Practical application of structure

So far, we’ve looked at the eight different types of structure that can be applied to content. Each one has a function of its own, but the power of these functions increases exponentially when they’re combined. Let’s look at an example of how this could be applied.

A common business objective is to make customer support self-serve. All of a company’s customer-facing information gets put into a portal and attached to an AI-enabled chatbot for natural language queries, so customers can get an answer – the right answer. However, an issue that continues to plague AI is inaccuracies or ambiguities, and specifically hallucinations. To reduce hallucinations, we can add various types of guardrails.

One of those structural guardrails is information architecture. Information architecture controls where the AI is allowed to draw answers from, where it’s not allowed to look, and what the response should be if no answer is found.

Another type of guardrail is semantics. Semantics has become a very broad class that includes everything from metadata from knowledge graphs and ontologies, right down to tagging and vocabulary. Semantic guardrails are related to “Retrieval Augmented Generation” or RAG.

RAG models are powerful guardrails to reduce hallucinations and increase the accuracy of answers generated in response to natural language queries. A RAG model uses multiple techniques to ensure that the answers sought from a knowledge base or other repository are correct.
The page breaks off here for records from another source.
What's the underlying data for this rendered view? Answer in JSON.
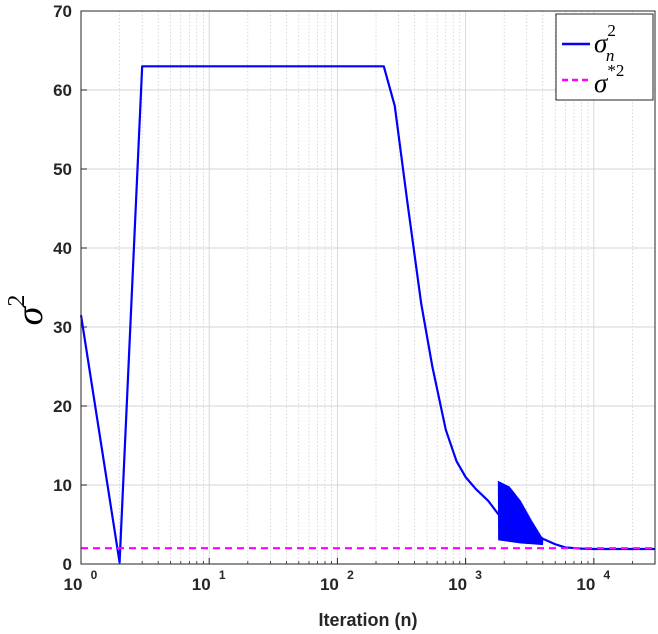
{
  "chart_data": {
    "type": "line",
    "xlabel": "Iteration (n)",
    "ylabel": "σ",
    "ylabel_sup": "2",
    "x_scale": "log",
    "xlim": [
      1,
      30000
    ],
    "ylim": [
      0,
      70
    ],
    "y_ticks": [
      0,
      10,
      20,
      30,
      40,
      50,
      60,
      70
    ],
    "x_ticks": [
      {
        "value": 1,
        "base": "10",
        "exp": "0"
      },
      {
        "value": 10,
        "base": "10",
        "exp": "1"
      },
      {
        "value": 100,
        "base": "10",
        "exp": "2"
      },
      {
        "value": 1000,
        "base": "10",
        "exp": "3"
      },
      {
        "value": 10000,
        "base": "10",
        "exp": "4"
      }
    ],
    "grid": true,
    "legend_position": "top-right",
    "series": [
      {
        "name": "σ",
        "name_sup": "2",
        "name_sub": "n",
        "color": "#0000ff",
        "style": "solid",
        "x": [
          1,
          2,
          3,
          10,
          100,
          230,
          280,
          350,
          450,
          550,
          700,
          850,
          1000,
          1200,
          1500,
          1800,
          2200,
          2700,
          3300,
          4000,
          5000,
          6000,
          8000,
          10000,
          20000,
          30000
        ],
        "y": [
          31.5,
          0.2,
          63,
          63,
          63,
          63,
          58,
          46,
          33,
          25,
          17,
          13,
          11,
          9.5,
          8,
          6.3,
          5,
          4.5,
          4,
          3.2,
          2.5,
          2.1,
          1.95,
          1.9,
          1.9,
          1.9
        ],
        "oscillation": {
          "x_start": 1800,
          "x_end": 4000,
          "upper": [
            10.5,
            9.8,
            8,
            5.5,
            3.2
          ],
          "lower": [
            3,
            2.8,
            2.6,
            2.5,
            2.4
          ]
        }
      },
      {
        "name": "σ",
        "name_sup": "*2",
        "color": "#ff00ff",
        "style": "dashed",
        "x": [
          1,
          30000
        ],
        "y": [
          2,
          2
        ]
      }
    ]
  }
}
  • Retrieval: The AI looks into a specified repository to find information.
  • Generation: An LLM generates a reply in a natural language format.
  • Augmentation: This is a combination of what happens “on page” plus additional context from a knowledge graph, some constraints through information architecture, content structures, and the metadata on this structured content, and other technical things, such as chunking, which is an AI-specific concept that breaks text down into manageable units. Combining those techniques greatly increases the predictive likelihood of getting the single best result for any given query.
     

Connecting structure to business value

Companies want to use AI to unlock some sort of value. This could be value to customers or the value of operational efficiency. In many environments, so much content is generated that over 25% of daily staff time is spent looking for information - not just any information but the right version of the right document for the right purpose. That is a lot of wasted time – more than a day every week.
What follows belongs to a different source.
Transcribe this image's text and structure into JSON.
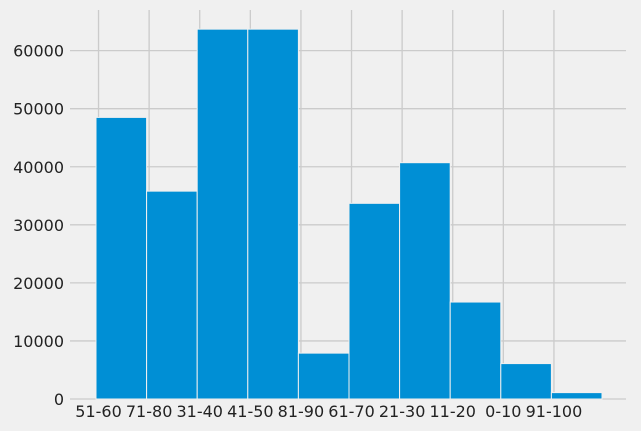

From a customer point of view, value is not measured in terms of time spent retrieving information or customer support calls when self-serve fails. However, we do measure the cost of customer acquisition, which is a staggering five to seven times the cost of customer retention. That creates a huge incentive to ensure that customers can be served in the most efficient and effective ways, whether that is a direct self-serve model or quickly getting the right information to customer support agents whose performance is measured by instance resolution.

When Altuent is helping corporations get their customer content ready for consumption by AI, we not only look at accuracy; we examine an entire range of factors that preserve the integrity of content to get better answers from AI queries.

Content structure alone will not ensure that an LLM can serve up accurate information, but structure does contribute heavily to a successful outcome.